3 September 2014

Making rhubarb cordial

As I am sure you are all aware, having followed Rhubarb & Ginger for a while, we very often have a complete glut of our very favourite fruit - rhubarb.  I dare say you even know all about Ruby and her daughter Rubytwo who reside in ground planters either side of our patio.

Well, over the course of the summer Ruby and Rubytwo have been busy growing like triffids and supplying us with the most beautifully textured and flavoured fruit.  However, as mentioned above, it does tend to come in enormous great instalments.  We give it away to neighbours and cook with it - of course.

Now in the last few months, hubby has become interested in making rhubarb cordial.  We get through a lot of cordial (or squash, as we know it here), mixing it with sparkling mineral water for a refreshing and "better for you than commercially produced fizzy drinks" kind of drink.  How better, then, to use a cultivar whose name is "Champagne" rhubarb!

Following some research, hubby established that there are two main methods that folk use for making rhubarb cordial.  The one is where the fruit is cooked - much in the way of jam production - and the juice is then separated.  The other is where the raw fruit is broken down by the use of a blender, the juice extracted and then cooked to separate out the impurities.  It seemed as though both tendered good results, so we resolved to give them both a go.

He started with the cooked variety, which certainly didn't offer much in the way of difficulty and definitely resulted in a very palatable, sweet and fruity - if a tad cloudy - cordial.

The second - raw, let's call it - variety however, really has taken the biscuit where results are concerned.  As such, this is our recommended version and hubby has kindly written up the recipe, which you'll find below.

Raw version on the left, cooked on the right - amazing difference!
The raw version has given a beautifully clear, pale pink elixir that is by a factor of some 50% stronger than the cooked version, much to our surprise.  The flavour is just incomparable, however.  There is certainly no missing the fact that it is rhubarb cordial!

We saved a little of the first, cooked, batch so as to be able to give a proper comparison.  My gosh but the difference is certainly apparent, even from just the look of the thing.  I thought that the first, cooked, batch was good - but this second version transcends good into sublime on both looks and flavour.

Hard to imagine that the paler of the two is the stronger in flavour!
So - if you're lucky enough to be parent to a rhubarb plant (or two!) or maybe you know someone with a rhubarb plant who always has too much rhubarb, why not have a go at making cordial.  You will need a little bit of specialist equipment - a collection of jam bags (cheesecloth is good) and a jam or jelly stand (which saves rigging up somewhere to hang the jam bag as the juice drains).  Both of these are available from Amazon - as that's where we got ours!
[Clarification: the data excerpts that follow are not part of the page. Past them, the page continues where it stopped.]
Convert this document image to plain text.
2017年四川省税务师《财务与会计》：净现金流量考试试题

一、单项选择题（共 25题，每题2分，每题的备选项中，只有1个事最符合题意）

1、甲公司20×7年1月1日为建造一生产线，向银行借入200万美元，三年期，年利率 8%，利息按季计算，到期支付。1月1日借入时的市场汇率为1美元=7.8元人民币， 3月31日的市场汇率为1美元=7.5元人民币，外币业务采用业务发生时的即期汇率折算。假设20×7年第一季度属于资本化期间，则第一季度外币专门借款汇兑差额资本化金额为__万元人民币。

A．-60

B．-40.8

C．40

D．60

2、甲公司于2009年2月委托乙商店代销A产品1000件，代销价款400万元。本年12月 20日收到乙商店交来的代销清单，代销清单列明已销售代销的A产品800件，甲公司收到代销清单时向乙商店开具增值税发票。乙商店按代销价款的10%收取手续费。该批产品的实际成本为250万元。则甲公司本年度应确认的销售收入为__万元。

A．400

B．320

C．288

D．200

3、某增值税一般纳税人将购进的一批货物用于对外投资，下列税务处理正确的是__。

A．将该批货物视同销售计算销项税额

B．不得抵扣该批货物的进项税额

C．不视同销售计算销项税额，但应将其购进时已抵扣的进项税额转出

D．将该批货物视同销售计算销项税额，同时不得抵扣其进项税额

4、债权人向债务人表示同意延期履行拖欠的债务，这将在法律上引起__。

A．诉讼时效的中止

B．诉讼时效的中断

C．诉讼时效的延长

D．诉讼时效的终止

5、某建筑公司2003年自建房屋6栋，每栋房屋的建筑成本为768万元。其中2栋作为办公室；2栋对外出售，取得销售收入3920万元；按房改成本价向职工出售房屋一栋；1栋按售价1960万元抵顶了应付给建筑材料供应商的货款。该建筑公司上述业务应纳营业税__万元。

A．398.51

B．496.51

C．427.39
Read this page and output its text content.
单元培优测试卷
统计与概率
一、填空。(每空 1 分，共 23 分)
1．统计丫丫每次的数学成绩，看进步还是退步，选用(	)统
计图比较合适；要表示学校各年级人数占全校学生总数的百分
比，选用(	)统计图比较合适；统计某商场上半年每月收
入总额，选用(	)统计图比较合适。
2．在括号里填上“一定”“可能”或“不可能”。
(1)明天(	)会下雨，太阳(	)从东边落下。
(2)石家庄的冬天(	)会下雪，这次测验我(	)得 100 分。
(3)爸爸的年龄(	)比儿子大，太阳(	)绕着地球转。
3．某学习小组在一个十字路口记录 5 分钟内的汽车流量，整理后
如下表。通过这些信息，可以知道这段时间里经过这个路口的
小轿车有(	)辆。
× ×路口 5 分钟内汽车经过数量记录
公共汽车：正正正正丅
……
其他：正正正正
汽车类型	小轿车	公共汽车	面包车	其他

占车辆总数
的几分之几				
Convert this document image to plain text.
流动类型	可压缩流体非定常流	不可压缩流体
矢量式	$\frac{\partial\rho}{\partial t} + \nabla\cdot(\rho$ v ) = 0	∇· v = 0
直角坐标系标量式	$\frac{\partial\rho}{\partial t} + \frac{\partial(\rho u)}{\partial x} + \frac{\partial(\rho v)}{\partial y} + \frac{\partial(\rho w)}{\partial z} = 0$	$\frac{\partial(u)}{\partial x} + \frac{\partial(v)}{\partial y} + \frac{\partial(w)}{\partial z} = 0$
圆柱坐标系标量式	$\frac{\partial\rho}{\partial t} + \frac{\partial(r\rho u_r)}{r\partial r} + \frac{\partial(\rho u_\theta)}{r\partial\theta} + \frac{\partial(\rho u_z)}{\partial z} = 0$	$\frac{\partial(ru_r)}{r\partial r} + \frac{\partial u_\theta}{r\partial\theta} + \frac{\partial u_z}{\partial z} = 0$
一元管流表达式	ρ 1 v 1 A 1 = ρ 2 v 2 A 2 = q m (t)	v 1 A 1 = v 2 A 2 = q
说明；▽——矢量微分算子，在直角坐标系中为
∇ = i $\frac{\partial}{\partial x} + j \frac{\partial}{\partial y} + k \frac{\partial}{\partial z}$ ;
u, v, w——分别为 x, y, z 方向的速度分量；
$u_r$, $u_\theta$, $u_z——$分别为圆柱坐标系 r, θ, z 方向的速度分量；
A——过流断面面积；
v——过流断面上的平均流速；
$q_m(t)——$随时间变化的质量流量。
RHUBARB CORDIAL    (makes 1.5 litres)

Ingredients :

2 - 3 lbs
rhubarb stalks, washed very thoroughly
700g sugar
juice of 1 lemon, that has been passed through muslin to remove any solids.

Method :

1.  Take a liquidiser (or blender) with a 1 litre capacity jug and keep feeding it raw, washed rhubarb until the puree fills the jug to the 1 litre mark.

2.  Place a jam straining bag, or a piece of muslin in a sieve, over a large bowl and pour the puree into the bag or muslin.

3.  Cover the whole lot with a clean pillowcase or some other contrivance to keep the dust out and allow the puree to drain for at least 12 hours, in a cool place. 

4.  When fully drained, discard the rhubarb pulp or use it to make fruit leather or some such.  Pour the raw rhubarb juice into a large pan, add the sugar and bring the mixture to a slow rolling boil, skimming off any impurities.

5.  Boil for 3 - 4 minutes, by which time you should have finished skimming, which should leave a crystal clear pink syrup in the pan.

6.  Cool the syrup by placing the pan in a sink with enough cold water to come halfway up the outside of the pan.  Stir regularly until the correct temperature has been reached.

7.  When cooled enough, to about the temperature you'd have washing up water, add the lemon juice, stir well and decant into sterilised bottles.

As we've discovered, the resulting syrup is very sweet and very strong.  Dilute at about 10:1 and see how you get on!